Synergies envision #1: ‘Cities but not as we know them’
The ‘beyond smart’ digital city is changing the rules on economics, governance and urban planning: it is also changing the rules on working and living. The focus of the ‘smart city’ is basically to improve existing cities: but the ‘beyond smart’ city could be a completely different kind of system.
The implications for spatial development and urban governance are hard to predict. But it seems likely that urban areas could be much more fluid, as the boundaries between work leisure and many other activities are mixed up: new patterns of polarization could emerge, by income, lifestyle, culture etc. Small towns and rural areas could also be more mixed, as previous home-work-service structures are changed.
Synergies envision #2: ‘Somewhere versus anywhere’
Economic forces, popular demand, changing lifestyles, service innovation, & government ambiguity, are each combining. The combination is pushing towards ad-hoc low density urban sprawl. There is much policy and guidance from planners, and from researchers, but the forces pushing outwards are very powerful. There are some interesting options:
- Stronger regulation and incentives for all stakeholders, for high-density poly-centric development
- Change in policy to work with the low-density development – i.e. accept the reality and improve it
- Anticipate technology changes which might bridge the gap – e.g. zero carbon demand-response transport: distributed virtual public services: social network
Synergies envision #3: ‘beyond the technO-ZONE’
‘Mind the gap’ – in the emerging Urban Nexus, it seems we have too little knowledge / too much / wrong kind of knowledge. The question is how to share knowledge between MALPE policymakers / experts / citizens / other organizations? If we do nothing, cities will lose green areas, small towns will decline, large cities will sprawl. Some emerging ideas are coming from organization studies, public service models etc.
Synergies envision #4: ‘metro-village living’
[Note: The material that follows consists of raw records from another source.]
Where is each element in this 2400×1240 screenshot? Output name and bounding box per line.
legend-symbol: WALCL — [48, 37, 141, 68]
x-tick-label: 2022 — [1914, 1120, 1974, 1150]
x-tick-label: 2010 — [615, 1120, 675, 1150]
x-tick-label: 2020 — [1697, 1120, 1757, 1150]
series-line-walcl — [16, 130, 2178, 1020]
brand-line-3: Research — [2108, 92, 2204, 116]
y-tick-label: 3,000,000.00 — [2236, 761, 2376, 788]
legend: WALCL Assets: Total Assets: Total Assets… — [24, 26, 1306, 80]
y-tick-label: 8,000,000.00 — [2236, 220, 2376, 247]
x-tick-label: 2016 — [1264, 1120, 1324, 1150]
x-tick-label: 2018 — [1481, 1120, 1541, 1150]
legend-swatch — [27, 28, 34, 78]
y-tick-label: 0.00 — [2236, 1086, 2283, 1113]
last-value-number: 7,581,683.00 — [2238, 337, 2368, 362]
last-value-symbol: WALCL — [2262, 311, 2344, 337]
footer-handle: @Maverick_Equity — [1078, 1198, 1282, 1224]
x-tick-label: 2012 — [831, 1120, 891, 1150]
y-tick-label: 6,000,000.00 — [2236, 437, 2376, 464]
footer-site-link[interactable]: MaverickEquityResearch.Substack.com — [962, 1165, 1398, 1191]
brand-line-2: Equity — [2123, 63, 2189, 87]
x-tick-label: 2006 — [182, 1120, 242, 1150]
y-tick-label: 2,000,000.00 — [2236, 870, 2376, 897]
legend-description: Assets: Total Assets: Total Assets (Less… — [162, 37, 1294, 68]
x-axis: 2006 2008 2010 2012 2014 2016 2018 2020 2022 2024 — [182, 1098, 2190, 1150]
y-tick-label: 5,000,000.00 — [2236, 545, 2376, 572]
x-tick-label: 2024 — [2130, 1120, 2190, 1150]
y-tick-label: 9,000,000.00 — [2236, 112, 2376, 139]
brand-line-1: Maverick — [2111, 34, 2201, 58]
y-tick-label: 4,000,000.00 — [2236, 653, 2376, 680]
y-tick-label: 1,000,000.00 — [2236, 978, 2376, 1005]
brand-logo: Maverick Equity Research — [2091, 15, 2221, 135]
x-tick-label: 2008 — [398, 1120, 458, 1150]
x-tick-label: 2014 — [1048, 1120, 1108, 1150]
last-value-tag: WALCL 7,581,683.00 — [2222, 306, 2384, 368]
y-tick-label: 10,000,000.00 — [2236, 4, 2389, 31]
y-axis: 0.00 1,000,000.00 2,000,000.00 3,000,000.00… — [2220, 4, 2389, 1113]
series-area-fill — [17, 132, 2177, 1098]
City-Business-Citizen – ‘CBC’ – brings a new insight into the ‘relational city’ or ‘urban co-landscape’. People follow jobs, or jobs follow people: – but people also follow communities and places which have meaning. The rapid urbanization / peri-urbanization trend is not just a simple technical change, but has big effects on people’s lives and families, which may have unexpected outcomes. One direction is the tech-enabled globalized multi-locality of endless work/life combinations. Another direction may be the nature-enabled, localized, semi-rural communities, which keep their links to the past, while serving the needs of the future. Good local government knows this already, but may need to re-invent it for future challenges.